We won’t buy data from third-party vendors to activate against. We won’t use purchased lists to create interruptions where we are presently not invited. We won’t opt in on behalf of a consumer who isn’t willing to opt in themselves.
We call this consent-based data activation. And we’re taking a hard-line approach for this opt-in messaging. We believe in doing the right thing and being conscious and mindful about the implications of using data that doesn’t belong to you (re: brand).
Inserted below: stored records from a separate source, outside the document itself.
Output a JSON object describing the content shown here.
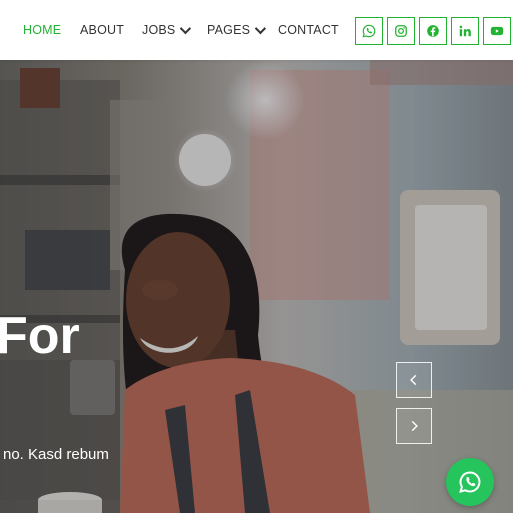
{
  "nav": {
    "items": [
      {
        "label": "HOME",
        "active": true
      },
      {
        "label": "ABOUT"
      },
      {
        "label": "JOBS",
        "dropdown": true
      },
      {
        "label": "PAGES",
        "dropdown": true
      },
      {
        "label": "CONTACT"
      }
    ],
    "social": [
      "whatsapp-icon",
      "instagram-icon",
      "facebook-icon",
      "linkedin-icon",
      "youtube-icon"
    ]
  },
  "hero": {
    "heading": "For",
    "text": "no. Kasd rebum"
  },
  "colors": {
    "accent": "#23b332",
    "whatsapp": "#25c45c"
  }
}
We want to be part of the solution, not part of the problem.
Much like how CSR ushered in a more visible approach to sustainable and ethical business practices, consent-based data usage is not only the right thing to do, but it’s also a way for your brand to future-proof your data strategy.
Brands that double down on curating and owning primary data will be better equipped to control their own (audience) destiny. These brands will be able to activate based on a higher-intent consumer who’s more susceptible to impressions and more prone to building affinity.
The proliferation of cross-channel data has allowed brands to personalize their brand expression on a scale hitherto undreamt of.*
* That’s right. I just Dr. Strange’d the heck out of this closing paragraph.
And that is important because it makes your brand, and its marketing, more precise, and it teaches you to waste less (in marketing and advertising $s) and aim for higher conversions (because you’re building a brand around the relevance to, and resonances with, your actual customers).
Marketers have depended for years on (ever-evolving) character sketches or archetypes of these generations to try to understand how to effectively market to them.